The vehicle that was detonated in central Kirkuk was painted to appear as though it was a police car, and the militants who sought to seize the compound were dressed as policemen, witnesses said.
The attack shattered a relative calm in recent days in Iraq, which has been grappling with a political crisis pitting Prime Minister Nuri al-Maliki against his erstwhile government partners amid weeks of ongoing protests calling for him to resign, less than three months before key provincial elections.
No group immediately claimed responsibility for the attack, but Sunni militants including al-Qaeda's front group in Iraq frequently target security forces and government targets in a bid to destabilise the country and push it back towards the sectarian bloodshed that blighted it from 2005 to 2008.
The initial suicide car bomb was set off during morning rush hour, and was quickly followed by three gunmen dressed in police uniforms, armed with hand grenades and suicide vests, bursting through the main gate of the Kirkuk police compound in the direction of the headquarters building.
They threw multiple grenades as they sought to reach the building, but were killed before they could get there, witnesses said.

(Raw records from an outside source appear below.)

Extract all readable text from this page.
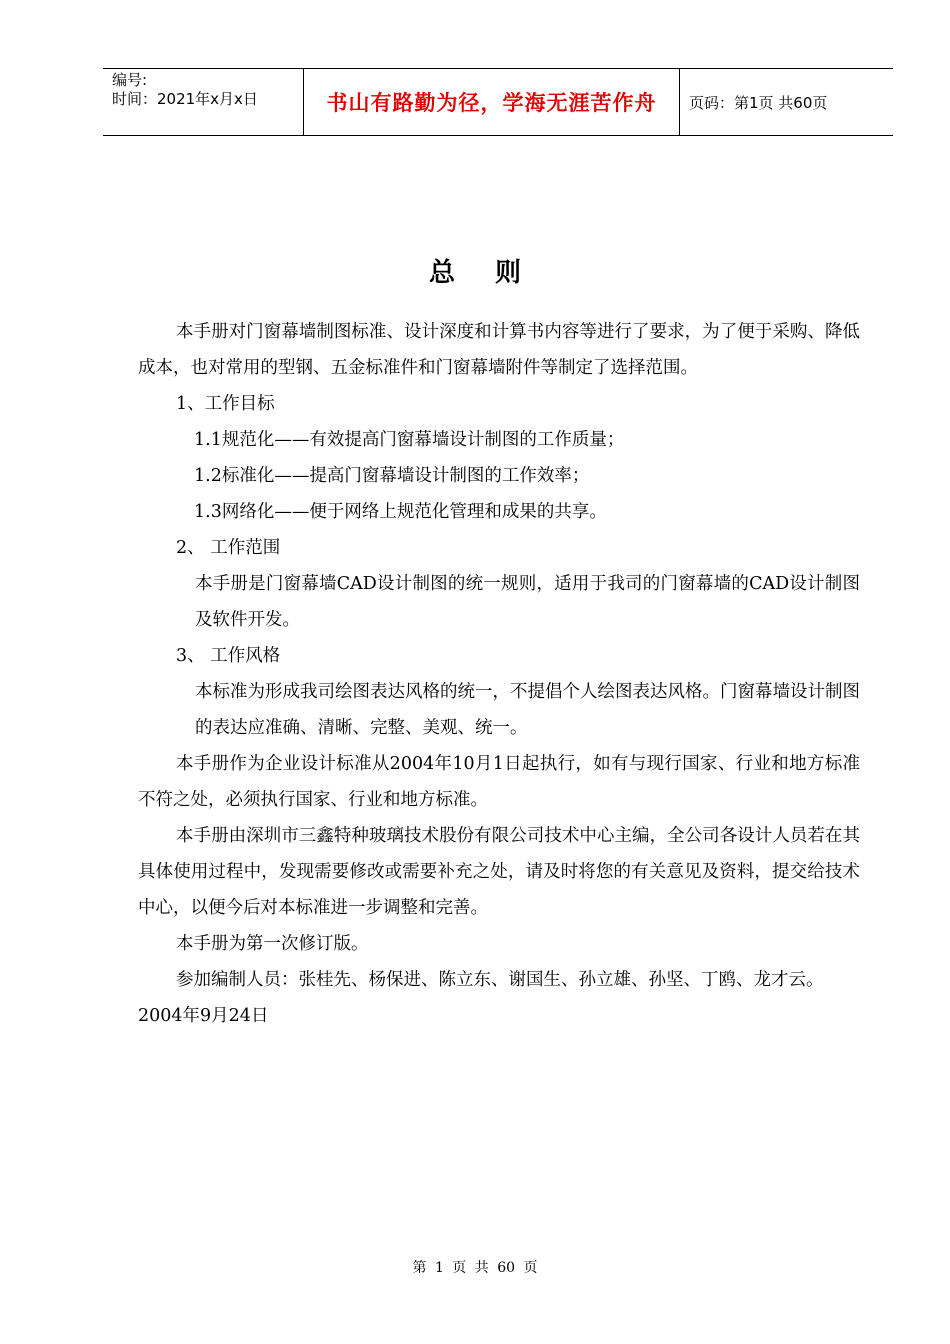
编号:
时间：2021年x月x日	书山有路勤为径，学海无涯苦作舟	页码：第1页 共60页
总则

本手册对门窗幕墙制图标准、设计深度和计算书内容等进行了要求，为了便于采购、降低成本，也对常用的型钢、五金标准件和门窗幕墙附件等制定了选择范围。

1、工作目标

1.1规范化——有效提高门窗幕墙设计制图的工作质量；

1.2标准化——提高门窗幕墙设计制图的工作效率；

1.3网络化——便于网络上规范化管理和成果的共享。

2、 工作范围

本手册是门窗幕墙CAD设计制图的统一规则，适用于我司的门窗幕墙的CAD设计制图及软件开发。

3、 工作风格

本标准为形成我司绘图表达风格的统一，不提倡个人绘图表达风格。门窗幕墙设计制图的表达应准确、清晰、完整、美观、统一。

本手册作为企业设计标准从2004年10月1日起执行，如有与现行国家、行业和地方标准不符之处，必须执行国家、行业和地方标准。

本手册由深圳市三鑫特种玻璃技术股份有限公司技术中心主编，全公司各设计人员若在其具体使用过程中，发现需要修改或需要补充之处，请及时将您的有关意见及资料，提交给技术中心，以便今后对本标准进一步调整和完善。

本手册为第一次修订版。

参加编制人员：张桂先、杨保进、陈立东、谢国生、孙立雄、孙坚、丁鸥、龙才云。

2004年9月24日

第 1 页 共 60 页
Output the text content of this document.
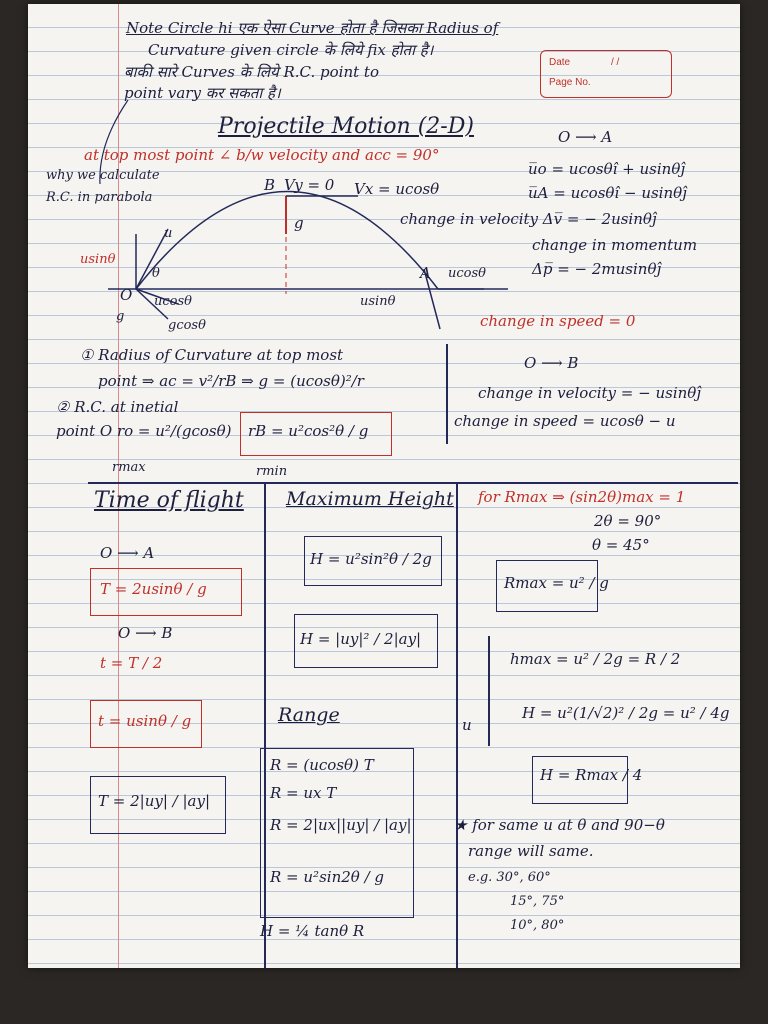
Note Circle hi एक ऐसा Curve होता है जिसका Radius of
Curvature given circle के लिये fix होता है।
बाकी सारे Curves के लिये R.C. point to
point vary कर सकता है।
Date	/ /
Page No.
Projectile Motion (2-D)
at top most point ∠ b/w velocity and acc = 90°
why we calculate
R.C. in parabola
B Vy = 0 Vx = ucosθ
g
u
usinθ
θ
O ucosθ
gcosθ
g
A ucosθ
usinθ
O ⟶ A
u̅o = ucosθî + usinθĵ
u̅A = ucosθî − usinθĵ
change in velocity Δv̅ = − 2usinθĵ
change in momentum
Δp̅ = − 2musinθĵ
change in speed = 0
① Radius of Curvature at top most
point ⇒ ac = v²/rB ⇒ g = (ucosθ)²/r
② R.C. at inetial
point O ro = u²/(gcosθ)
rmax
rB = u²cos²θ / g
rmin
O ⟶ B
change in velocity = − usinθĵ
change in speed = ucosθ − u
Time of flight
O ⟶ A
T = 2usinθ / g
O ⟶ B
t = T / 2
t = usinθ / g
T = 2|uy| / |ay|
Maximum Height
H = u²sin²θ / 2g
H = |uy|² / 2|ay|
Range
R = (ucosθ) T
R = ux T
R = 2|ux||uy| / |ay|
R = u²sin2θ / g
H = ¼ tanθ R
for Rmax ⇒ (sin2θ)max = 1
2θ = 90°
θ = 45°
Rmax = u² / g
hmax = u² / 2g = R / 2
u
H = u²(1/√2)² / 2g = u² / 4g
H = Rmax / 4
★ for same u at θ and 90−θ
range will same.
e.g. 30°, 60°
15°, 75°
10°, 80°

Brigadier General Natah Mohammed Sabr, the head of Kirkuk city's emergency services department, put the toll at 30 dead and 70 wounded.
In addition to the casualties, the attack caused massive damage to nearby buildings and shops, according to an AFP journalist at the scene.

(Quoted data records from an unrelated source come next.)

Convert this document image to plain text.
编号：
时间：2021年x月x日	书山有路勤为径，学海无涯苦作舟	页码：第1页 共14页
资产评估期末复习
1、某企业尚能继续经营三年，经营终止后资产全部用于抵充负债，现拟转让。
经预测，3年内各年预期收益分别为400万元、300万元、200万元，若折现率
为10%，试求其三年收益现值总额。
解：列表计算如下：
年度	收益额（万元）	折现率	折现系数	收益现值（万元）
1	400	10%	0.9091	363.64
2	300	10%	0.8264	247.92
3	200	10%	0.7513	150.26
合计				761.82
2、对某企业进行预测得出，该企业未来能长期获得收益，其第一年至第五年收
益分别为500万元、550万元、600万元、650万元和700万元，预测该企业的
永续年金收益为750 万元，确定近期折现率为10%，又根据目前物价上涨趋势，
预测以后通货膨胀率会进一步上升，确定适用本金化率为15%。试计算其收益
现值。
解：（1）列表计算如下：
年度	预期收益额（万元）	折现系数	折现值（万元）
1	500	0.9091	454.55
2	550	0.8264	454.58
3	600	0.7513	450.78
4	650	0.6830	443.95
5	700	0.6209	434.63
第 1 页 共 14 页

Police largely cut off traffic in the centre of the city and evacuated offices and businesses in the area. They managed to defuse one of the attackers' suicide vests, but were still seeking to disarm the other two.

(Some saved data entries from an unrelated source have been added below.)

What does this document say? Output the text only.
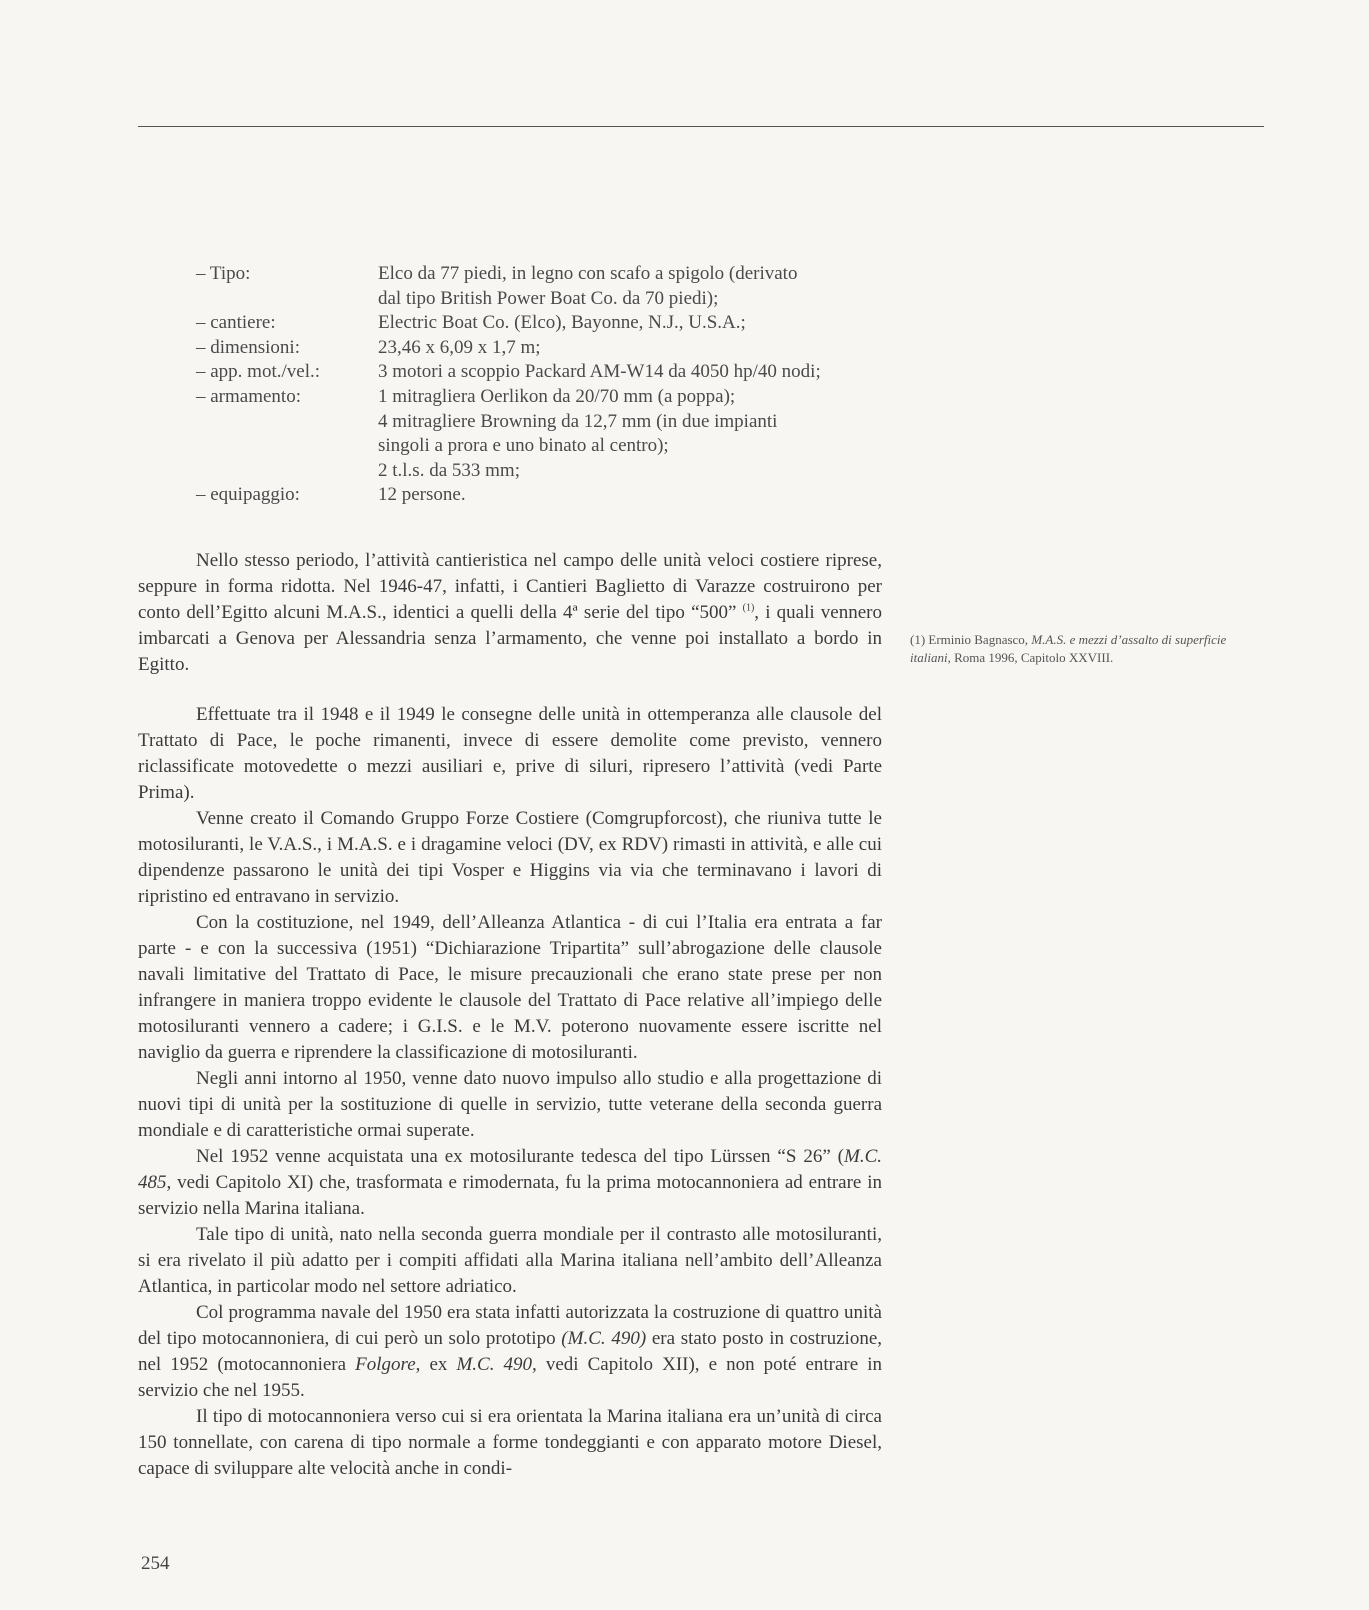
– Tipo:	Elco da 77 piedi, in legno con scafo a spigolo (derivato
dal tipo British Power Boat Co. da 70 piedi);
– cantiere:	Electric Boat Co. (Elco), Bayonne, N.J., U.S.A.;
– dimensioni:	23,46 x 6,09 x 1,7 m;
– app. mot./vel.:	3 motori a scoppio Packard AM-W14 da 4050 hp/40 nodi;
– armamento:	1 mitragliera Oerlikon da 20/70 mm (a poppa);
4 mitragliere Browning da 12,7 mm (in due impianti
singoli a prora e uno binato al centro);
2 t.l.s. da 533 mm;
– equipaggio:	12 persone.

Nello stesso periodo, l’attività cantieristica nel campo delle unità veloci costiere riprese, seppure in forma ridotta. Nel 1946-47, infatti, i Cantieri Baglietto di Varazze costruirono per conto dell’Egitto alcuni M.A.S., identici a quelli della 4ª serie del tipo “500” $^{(1)}$, i quali vennero imbarcati a Genova per Alessandria senza l’armamento, che venne poi installato a bordo in Egitto.

(1) Erminio Bagnasco, M.A.S. e mezzi d’assalto di superficie italiani, Roma 1996, Capitolo XXVIII.

Effettuate tra il 1948 e il 1949 le consegne delle unità in ottemperanza alle clausole del Trattato di Pace, le poche rimanenti, invece di essere demolite come previsto, vennero riclassificate motovedette o mezzi ausiliari e, prive di siluri, ripresero l’attività (vedi Parte Prima).

Venne creato il Comando Gruppo Forze Costiere (Comgrupforcost), che riuniva tutte le motosiluranti, le V.A.S., i M.A.S. e i dragamine veloci (DV, ex RDV) rimasti in attività, e alle cui dipendenze passarono le unità dei tipi Vosper e Higgins via via che terminavano i lavori di ripristino ed entravano in servizio.

Con la costituzione, nel 1949, dell’Alleanza Atlantica - di cui l’Italia era entrata a far parte - e con la successiva (1951) “Dichiarazione Tripartita” sull’abrogazione delle clausole navali limitative del Trattato di Pace, le misure precauzionali che erano state prese per non infrangere in maniera troppo evidente le clausole del Trattato di Pace relative all’impiego delle motosiluranti vennero a cadere; i G.I.S. e le M.V. poterono nuovamente essere iscritte nel naviglio da guerra e riprendere la classificazione di motosiluranti.

Negli anni intorno al 1950, venne dato nuovo impulso allo studio e alla progettazione di nuovi tipi di unità per la sostituzione di quelle in servizio, tutte veterane della seconda guerra mondiale e di caratteristiche ormai superate.

Nel 1952 venne acquistata una ex motosilurante tedesca del tipo Lürssen “S 26” (M.C. 485, vedi Capitolo XI) che, trasformata e rimodernata, fu la prima motocannoniera ad entrare in servizio nella Marina italiana.

Tale tipo di unità, nato nella seconda guerra mondiale per il contrasto alle motosiluranti, si era rivelato il più adatto per i compiti affidati alla Marina italiana nell’ambito dell’Alleanza Atlantica, in particolar modo nel settore adriatico.

Col programma navale del 1950 era stata infatti autorizzata la costruzione di quattro unità del tipo motocannoniera, di cui però un solo prototipo (M.C. 490) era stato posto in costruzione, nel 1952 (motocannoniera Folgore, ex M.C. 490, vedi Capitolo XII), e non poté entrare in servizio che nel 1955.

Il tipo di motocannoniera verso cui si era orientata la Marina italiana era un’unità di circa 150 tonnellate, con carena di tipo normale a forme tondeggianti e con apparato motore Diesel, capace di sviluppare alte velocità anche in condi-

254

Kirkuk, an ethnically mixed city 240 kilometres (150 miles) north of Baghdad, lies at the heart of a swathe of disputed territory claimed by both the central government and Iraq's autonomous northern Kurdish region.
The unresolved row is persistently cited by diplomats and officials as the biggest threat to Iraq's long-term stability.
Militants often exploit a lack of coordination between the two sides' security forces and launch deadly attacks in the city, which remains one of the most violent in Iraq, and also in nearby towns.
The violence was the latest in a spike in unrest that comes amid the political tension -- 246 people were killed last month, the most since September, according to an AFP tally based on reports from security and medical officials.
Attacks are dramatically lower across Iraq since their peak in 2006 and 2007, but bombings and shootings remain common.